When most of us in public relations began our careers, we were given “the talk.” You know, the one about how we must learn to steel ourselves against the routine and often ruthless rejection from journalists who won’t give us the time of day, or who just don’t have any time in their day to give us. “If you don’t have a thick skin, this job isn’t for you” is a common refrain.
There’s a lot of truth to that notion, and if a “no” from a reporter is enough to knock you off your game, then perhaps PR really isn’t a sustainable long-term career option. However, there is a certain kind of sensitivity that can be a tremendous asset when your job is to communicate on behalf of brands to the general public. Being attuned to what sounds right and feels right can make all the difference between developing resonant, meaningful messages and coming across as completely tone-deaf.

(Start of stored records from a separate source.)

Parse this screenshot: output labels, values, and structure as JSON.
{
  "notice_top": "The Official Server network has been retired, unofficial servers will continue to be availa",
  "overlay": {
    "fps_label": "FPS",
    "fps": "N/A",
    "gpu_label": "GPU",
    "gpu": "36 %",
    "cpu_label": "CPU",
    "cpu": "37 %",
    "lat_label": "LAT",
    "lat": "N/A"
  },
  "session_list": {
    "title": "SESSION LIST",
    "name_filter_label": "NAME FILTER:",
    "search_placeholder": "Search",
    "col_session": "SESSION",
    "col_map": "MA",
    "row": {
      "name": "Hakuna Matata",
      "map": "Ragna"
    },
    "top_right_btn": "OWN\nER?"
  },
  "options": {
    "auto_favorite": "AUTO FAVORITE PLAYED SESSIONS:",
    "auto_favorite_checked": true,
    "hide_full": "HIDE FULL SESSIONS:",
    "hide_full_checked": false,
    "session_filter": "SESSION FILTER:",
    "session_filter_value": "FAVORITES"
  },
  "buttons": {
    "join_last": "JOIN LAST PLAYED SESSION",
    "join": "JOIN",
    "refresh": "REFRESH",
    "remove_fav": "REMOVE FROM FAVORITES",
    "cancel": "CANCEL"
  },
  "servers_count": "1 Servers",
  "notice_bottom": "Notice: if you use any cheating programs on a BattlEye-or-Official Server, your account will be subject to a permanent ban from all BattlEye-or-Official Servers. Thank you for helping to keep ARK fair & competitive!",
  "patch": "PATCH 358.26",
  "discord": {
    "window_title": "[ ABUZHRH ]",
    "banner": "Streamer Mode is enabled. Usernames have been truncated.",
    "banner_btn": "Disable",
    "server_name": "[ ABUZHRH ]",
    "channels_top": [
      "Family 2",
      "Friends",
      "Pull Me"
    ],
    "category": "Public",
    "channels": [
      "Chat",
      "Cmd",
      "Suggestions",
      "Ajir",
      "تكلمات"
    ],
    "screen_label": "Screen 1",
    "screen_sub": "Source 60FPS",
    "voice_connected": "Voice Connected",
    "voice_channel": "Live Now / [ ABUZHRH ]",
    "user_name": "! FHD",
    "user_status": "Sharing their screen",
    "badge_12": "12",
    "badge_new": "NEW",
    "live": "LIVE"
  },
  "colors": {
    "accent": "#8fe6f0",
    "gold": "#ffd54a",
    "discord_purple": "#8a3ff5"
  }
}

Sensitivity is too often misunderstood as frailty or timidity. But because sensitive people are so clued into the subtleties of life, they’re often the most outspoken when they perceive a problem. When I say sensitivity, I’m not referring to the characteristic that makes people fold at the first sign of critique. Instead, I’m talking about an innate attention to nuance. Sensitive people have an eye for detail, an emotional intuition and a sixth sense for the potential consequences of words and actions.
There’s a name for people with this quality: a highly sensitive person or HSP. Psychologist Elaine Aron, who quite literally wrote the book on such individuals, estimates that HSPs comprise some 15 to 20% of the population. Another psychologist, Sherrie Campbell, asserts that HSPs are “the world’s greatest innovators” and “the people you want running your businesses.”